LONDON - The head of the select committee inquiry into the Libor rate-rigging scandal has attacked ex-Barclays boss Bob Diamond for giving "highly selective" evidence, as its report was published Saturday.
"Select committees are entitled to expect candour and frankness from witnesses before them," said Andrew Tyrie, the Conservative MP who chaired the Treasury select committee inquiry which produced the report.
"Mr Diamond's evidence, at times highly selective, fell well short of the standard that Parliament expects, particularly from such an experienced and senior witness."
Lawmakers took evidence from Diamond within two days of his resignation as chief executive of the bank in June over the scandal.
In the report, entitled "Fixing Libor: some preliminary findings", lawmakers called for "urgent improvements" in the way banks were run and regulated.
"Public trust in banks is at an all time low," Tyrie said. "Urgent improvements, both to the way banks are run, and the way they are regulated, is needed if public and market confidence is to be restored."
These included "higher fines for firms that fail to co-operate with regulators, the need to examine gaps in the criminal law, and a much stronger governance framework at the Bank of England," Tyrie added.
"The sustained rigging of a crucial benchmark rate has done great damage to the UK's reputation," Tyrie said.
The report concluded that "the senior management should have known earlier and acted earlier" on concerns over Libor rate fixing.
"There was something deeply wrong with the culture of Barclays," the report said.
"Such behaviour would only be possible if the management of the bank turned a blind eye to the culture of the trading floor."
Libor, or London Interbank Offered Rate, is a flagship London instrument used as an interest rate benchmark throughout the world.
The rate affect what banks, businesses and individuals pay to borrow money, while the scandal risks engulfing banks across the world.
Barclays was fined £290 million in June by British and US regulators after admitting it attempted to manipulate the Libor and the related Euribor rates between 2005 and 2009.

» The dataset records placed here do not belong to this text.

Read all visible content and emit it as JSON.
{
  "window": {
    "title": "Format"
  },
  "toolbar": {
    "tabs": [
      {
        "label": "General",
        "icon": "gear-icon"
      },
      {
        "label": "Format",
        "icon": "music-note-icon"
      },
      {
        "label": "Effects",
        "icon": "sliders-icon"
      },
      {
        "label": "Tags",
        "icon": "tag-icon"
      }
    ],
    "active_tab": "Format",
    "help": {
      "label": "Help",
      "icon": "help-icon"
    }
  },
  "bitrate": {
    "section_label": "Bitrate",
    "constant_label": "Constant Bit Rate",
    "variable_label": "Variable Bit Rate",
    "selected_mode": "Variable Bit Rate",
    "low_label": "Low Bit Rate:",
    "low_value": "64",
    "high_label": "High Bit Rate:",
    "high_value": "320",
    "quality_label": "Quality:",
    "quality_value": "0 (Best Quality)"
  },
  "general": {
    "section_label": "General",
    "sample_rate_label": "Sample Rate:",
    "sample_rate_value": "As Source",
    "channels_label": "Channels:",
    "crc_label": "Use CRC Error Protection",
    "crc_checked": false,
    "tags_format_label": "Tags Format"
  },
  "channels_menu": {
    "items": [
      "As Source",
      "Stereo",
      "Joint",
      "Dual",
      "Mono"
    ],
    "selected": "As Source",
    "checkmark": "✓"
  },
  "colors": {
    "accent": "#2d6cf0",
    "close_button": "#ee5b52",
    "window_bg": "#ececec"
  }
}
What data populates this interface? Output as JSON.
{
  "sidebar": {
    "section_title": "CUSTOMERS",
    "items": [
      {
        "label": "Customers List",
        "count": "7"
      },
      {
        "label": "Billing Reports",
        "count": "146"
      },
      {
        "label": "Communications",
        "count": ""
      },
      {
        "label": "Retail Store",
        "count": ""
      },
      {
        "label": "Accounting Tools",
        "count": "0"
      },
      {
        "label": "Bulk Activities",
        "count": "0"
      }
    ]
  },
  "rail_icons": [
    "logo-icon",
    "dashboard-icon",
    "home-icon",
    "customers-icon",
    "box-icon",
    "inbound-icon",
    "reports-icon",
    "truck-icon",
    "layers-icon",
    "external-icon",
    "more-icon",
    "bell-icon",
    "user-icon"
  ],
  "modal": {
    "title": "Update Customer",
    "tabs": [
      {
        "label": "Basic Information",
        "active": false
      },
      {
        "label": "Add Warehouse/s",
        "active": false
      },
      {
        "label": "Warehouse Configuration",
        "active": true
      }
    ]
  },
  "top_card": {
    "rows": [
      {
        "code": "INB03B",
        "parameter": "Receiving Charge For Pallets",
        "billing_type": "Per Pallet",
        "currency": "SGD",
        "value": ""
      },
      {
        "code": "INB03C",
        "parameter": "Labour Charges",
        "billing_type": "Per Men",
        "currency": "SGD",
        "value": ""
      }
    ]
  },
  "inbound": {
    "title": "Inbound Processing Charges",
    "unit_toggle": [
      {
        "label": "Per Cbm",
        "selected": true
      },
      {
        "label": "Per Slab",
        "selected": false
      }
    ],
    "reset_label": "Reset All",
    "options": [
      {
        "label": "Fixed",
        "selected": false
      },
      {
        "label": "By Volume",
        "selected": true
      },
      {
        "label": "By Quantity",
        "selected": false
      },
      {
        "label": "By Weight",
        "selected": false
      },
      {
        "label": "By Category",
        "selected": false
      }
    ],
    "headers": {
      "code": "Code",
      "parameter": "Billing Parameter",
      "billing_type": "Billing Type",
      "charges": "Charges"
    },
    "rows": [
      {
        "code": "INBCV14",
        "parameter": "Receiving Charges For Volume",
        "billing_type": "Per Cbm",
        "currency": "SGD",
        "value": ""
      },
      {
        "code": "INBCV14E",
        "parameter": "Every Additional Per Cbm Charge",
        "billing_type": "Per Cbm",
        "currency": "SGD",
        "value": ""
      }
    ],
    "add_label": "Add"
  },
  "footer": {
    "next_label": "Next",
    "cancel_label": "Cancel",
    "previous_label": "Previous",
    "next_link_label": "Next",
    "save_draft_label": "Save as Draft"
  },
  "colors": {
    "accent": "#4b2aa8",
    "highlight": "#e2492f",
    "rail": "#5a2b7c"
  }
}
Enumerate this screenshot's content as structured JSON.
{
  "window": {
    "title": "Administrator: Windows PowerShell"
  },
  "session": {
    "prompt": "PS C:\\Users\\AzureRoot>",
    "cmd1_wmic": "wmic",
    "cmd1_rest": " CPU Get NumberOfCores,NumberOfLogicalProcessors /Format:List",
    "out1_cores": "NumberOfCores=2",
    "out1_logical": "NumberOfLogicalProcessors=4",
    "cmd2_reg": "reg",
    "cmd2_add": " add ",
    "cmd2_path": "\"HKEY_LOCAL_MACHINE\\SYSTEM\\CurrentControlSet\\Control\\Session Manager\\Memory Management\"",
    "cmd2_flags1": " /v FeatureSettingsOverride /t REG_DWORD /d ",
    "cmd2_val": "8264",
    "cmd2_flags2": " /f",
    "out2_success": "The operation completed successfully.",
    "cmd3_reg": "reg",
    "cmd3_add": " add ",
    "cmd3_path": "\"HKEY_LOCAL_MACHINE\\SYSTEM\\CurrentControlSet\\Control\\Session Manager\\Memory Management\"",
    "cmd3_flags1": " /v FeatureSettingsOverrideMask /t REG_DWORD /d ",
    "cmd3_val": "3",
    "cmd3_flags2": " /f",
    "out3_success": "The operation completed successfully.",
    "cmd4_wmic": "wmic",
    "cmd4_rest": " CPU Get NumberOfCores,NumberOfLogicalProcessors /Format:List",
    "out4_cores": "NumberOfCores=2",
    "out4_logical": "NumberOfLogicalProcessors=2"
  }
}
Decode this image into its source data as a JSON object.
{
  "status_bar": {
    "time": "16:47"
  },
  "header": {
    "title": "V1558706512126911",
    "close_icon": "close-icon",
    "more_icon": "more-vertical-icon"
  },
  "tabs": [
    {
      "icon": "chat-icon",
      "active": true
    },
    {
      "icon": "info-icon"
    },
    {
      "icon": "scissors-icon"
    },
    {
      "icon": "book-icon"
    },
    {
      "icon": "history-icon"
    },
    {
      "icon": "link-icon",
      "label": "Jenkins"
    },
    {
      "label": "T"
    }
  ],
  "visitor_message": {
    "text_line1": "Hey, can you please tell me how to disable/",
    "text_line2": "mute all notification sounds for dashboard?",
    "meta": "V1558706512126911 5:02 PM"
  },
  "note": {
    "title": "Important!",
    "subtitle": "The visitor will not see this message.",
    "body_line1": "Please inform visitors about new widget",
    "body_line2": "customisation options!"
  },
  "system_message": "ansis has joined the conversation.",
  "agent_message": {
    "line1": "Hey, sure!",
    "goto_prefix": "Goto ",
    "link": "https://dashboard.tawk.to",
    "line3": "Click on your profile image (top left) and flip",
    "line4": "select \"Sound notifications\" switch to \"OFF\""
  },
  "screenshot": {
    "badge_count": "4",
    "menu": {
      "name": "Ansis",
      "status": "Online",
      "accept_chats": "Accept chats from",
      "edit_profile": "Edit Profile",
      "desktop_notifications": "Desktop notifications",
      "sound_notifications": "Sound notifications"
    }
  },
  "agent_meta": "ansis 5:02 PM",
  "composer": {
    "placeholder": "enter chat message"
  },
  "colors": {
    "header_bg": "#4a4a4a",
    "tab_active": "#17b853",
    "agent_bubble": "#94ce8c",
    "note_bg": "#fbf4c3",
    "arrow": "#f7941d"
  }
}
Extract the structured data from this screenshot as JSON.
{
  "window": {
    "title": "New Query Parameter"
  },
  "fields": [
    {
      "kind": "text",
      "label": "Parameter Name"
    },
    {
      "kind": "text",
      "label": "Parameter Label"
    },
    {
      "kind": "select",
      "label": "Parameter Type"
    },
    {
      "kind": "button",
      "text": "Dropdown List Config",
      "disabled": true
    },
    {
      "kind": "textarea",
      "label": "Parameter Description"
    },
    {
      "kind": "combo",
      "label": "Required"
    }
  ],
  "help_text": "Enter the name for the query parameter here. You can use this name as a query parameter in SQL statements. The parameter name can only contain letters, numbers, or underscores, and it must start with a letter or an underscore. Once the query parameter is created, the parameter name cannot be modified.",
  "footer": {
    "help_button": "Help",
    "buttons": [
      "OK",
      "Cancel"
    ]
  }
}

The London-listed bank is looking for a new chief executive after US national Diamond quit the post at the start of July along with chairman Marcus Agius and chief operating officer Jerry del Missier.
Commenting on the report, Tyrie added that all the witnesses in front of the inquiry had acknowledged the wrongdoing of rate manipulation at Barclays.
"Every witness who appeared before the Committee agreed that these actions were disgraceful," Tyrie said.
"They were made possible by a prolonged period of extremely weak internal compliance and board governance at Barclays, as well as a failure of regulatory supervision.
"Such misconduct is a sign of a culture on the trading floor, and higher up, that had gone badly awry."
However, the report said in its conclusion that "Barclays is just one of many international banks under investigation for possible market manipulation.
"It is important that Barclays' serious shortcomings should not be seen in isolation from the possible actions of other banks and we await the results of ongoing investigations."